现在的中国游戏圈 能有多现实?

 成功案例     |      2019-06-02

  在手游的黄金岁月,每个游戏人都津津乐道地咀嚼着那些草根逆袭的故事。哪位公司年净利润超过10亿的老板曾是客服,哪位产品月流水过亿的制作人曾是厨师,《刀塔传奇》刚准备上线时曾被渠道给出“C”的评级……

  但这样的故事正在慢慢消失。从2018年到现在,只有Steam上还会零星出现爆款,草根团队的手游几乎再未进入畅销榜前十,行业为梦想留下的空间越来越少,每个人都更加关注现实。

  这个势头早有征兆。2018年初,央视《对话》栏目曾邀请完美、盛大和游族的高层讨论游戏产业,结果当时一名CEO在观众席吐槽,他三年前在北上广看了76家团队,前段时间想交流一下,发现还存活的不到5家。有一家4款产品在跑,流水1000多万,但到账上的只有100万出头,这些钱只能填补80个研发人员的成本。他半开玩笑地和三位大佬说:“都是你们挤兑的。”

  曾经凭借一个爆款逆袭而走上成功之路的莉莉丝CEO王信文,也曾在公众号中写下直白的话语:

  “客观来说,现在的时间点不适合在游戏行业创业,因为市场已经相当成熟,竞争也过于激烈,极少有属于创业公司的成长路径。翻开苹果收入排行榜前100,在3年内成立的新公司屈指可数。

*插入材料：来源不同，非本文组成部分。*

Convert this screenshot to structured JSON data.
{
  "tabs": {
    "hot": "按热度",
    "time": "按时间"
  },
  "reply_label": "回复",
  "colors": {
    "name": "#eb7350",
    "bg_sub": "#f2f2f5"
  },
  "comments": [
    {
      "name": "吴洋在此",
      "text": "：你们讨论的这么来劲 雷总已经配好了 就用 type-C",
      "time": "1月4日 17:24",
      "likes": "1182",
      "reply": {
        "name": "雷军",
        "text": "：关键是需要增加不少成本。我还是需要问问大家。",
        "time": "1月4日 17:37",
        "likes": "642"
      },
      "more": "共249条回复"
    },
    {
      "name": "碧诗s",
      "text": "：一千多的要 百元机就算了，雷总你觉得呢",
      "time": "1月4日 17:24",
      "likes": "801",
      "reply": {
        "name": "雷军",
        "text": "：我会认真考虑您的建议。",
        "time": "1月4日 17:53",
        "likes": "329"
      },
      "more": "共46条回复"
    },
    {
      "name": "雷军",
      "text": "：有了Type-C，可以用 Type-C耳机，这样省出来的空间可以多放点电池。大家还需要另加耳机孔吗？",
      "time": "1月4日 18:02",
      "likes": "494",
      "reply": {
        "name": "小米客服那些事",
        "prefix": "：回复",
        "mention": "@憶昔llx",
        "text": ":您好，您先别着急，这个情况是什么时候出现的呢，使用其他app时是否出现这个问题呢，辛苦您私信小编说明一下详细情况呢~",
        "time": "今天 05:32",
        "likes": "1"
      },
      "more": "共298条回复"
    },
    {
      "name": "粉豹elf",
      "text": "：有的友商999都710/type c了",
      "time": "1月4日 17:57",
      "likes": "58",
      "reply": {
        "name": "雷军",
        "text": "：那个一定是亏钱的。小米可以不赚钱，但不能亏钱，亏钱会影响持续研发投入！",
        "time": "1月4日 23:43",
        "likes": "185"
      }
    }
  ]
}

”

  现在的中国游戏圈,是不是变得越来越现实了?

  研发:“我手上要是有年流水几十个亿的项目,我也能说匠心”

  游戏圈变得现实的一个主要标志,就是不同阶段下,从业者之间的差距变得越来越大了。

  以研发为例,从最上游的IP说起,中小团队往往渴望拿到一个不错的IP,为自己保底,他们甚至愿意为此触犯法律。葡萄君曾听过一名从业者为盗版传奇辩解:“版权这个东西就是大厂垄断和赚钱的工具,我们都是为了生存。”

  而对大厂来说,IP改编已经不再是有想象力的打法,他们都开始自建IP,甚至靠IP盈利。某快消行业品牌总监告诉葡萄君,现在《阴阳师》仅一个式神的合作授权费用就达到百万量级。

  再说立项。一些老板往往认为新领域会是中小团队的机会,例如恺英网络CEO陈永聪看好小游戏和H5。他说:“如果你没有钱,没有研发积累,那你就去拼创意,小游戏可能只要3个人就能开工。”

  但一名小游戏公司的创始人却告诉葡萄君,小游戏研发的创业成功率依然低得可怜,很多CP刚开始还有发行梦,但后来为了养活团队,渐渐连项目方向都无法把控,最终沦为外包。现在研发需求少了,甚至外包都做不下去。

  而在研发过程中,大厂往往喜欢强调打磨产品,提升品质的重要性。很多老板喜欢讲网易的故事——《明日之后》《神都夜行录》都曾重新调整方向,拉长研发周期。

  但现在做游戏实在太贵了。像是君海游戏CEO陈金海曾告诉葡萄君,以前2D产品的美术成本基本能控制在500万,现在3D产品没有2000万投入做不出来——注意,这只是华南系买量产品的标准。

  而代码乾坤创始人董钰鹏(前乐动卓越产品VP)告诉葡萄君,《我叫MT4》的研发成本是9000万,《我叫MT5》的预算直接飙升至1.3亿,“光是一个角色的美术成本就要8万”。

  成本如此高企,小公司哪有资格谈打磨?一名游戏公司CEO曾酸溜溜地向葡萄君诉苦:“网易总说匠心,我手上要是有年流水几十个亿的项目,我也能说匠心。”

  钱和人息息相关。魂世界CEO刘哲曾告诉葡萄君,当一款产品的月流水做到200万至300万,接下来要朝2000万至3000万努力的时候,中小公司往往会发现自己承受不了相应的人才成本:“你招不来质量这么高的人,扛不住这个产品。”

  与之对应的,《王者荣耀》曾公开分享过自己的音乐音效设计,在听说他们的主题曲由曾获得奥斯卡、格莱美、金球奖的汉斯·季默制作后,一名从业者彻底绝望:“这种配置,中小团队真的恐慌。”

  在这些压力下,很多中小团队都希望获得发行方的帮助,收回成本,可惜现在发行公司对产品的要求越来越高,合作态度也越来越现实。

  游道易VP孙可在2018年就曾告诉葡萄君,在他看过的海量中小团队产品中,让他过目不忘的只有千分之一。即便产品优秀,他们也希望一起打磨,而非先给高额版权金。“有的CP想收回成本,开口就是100万的预付,一点儿都不靠谱。”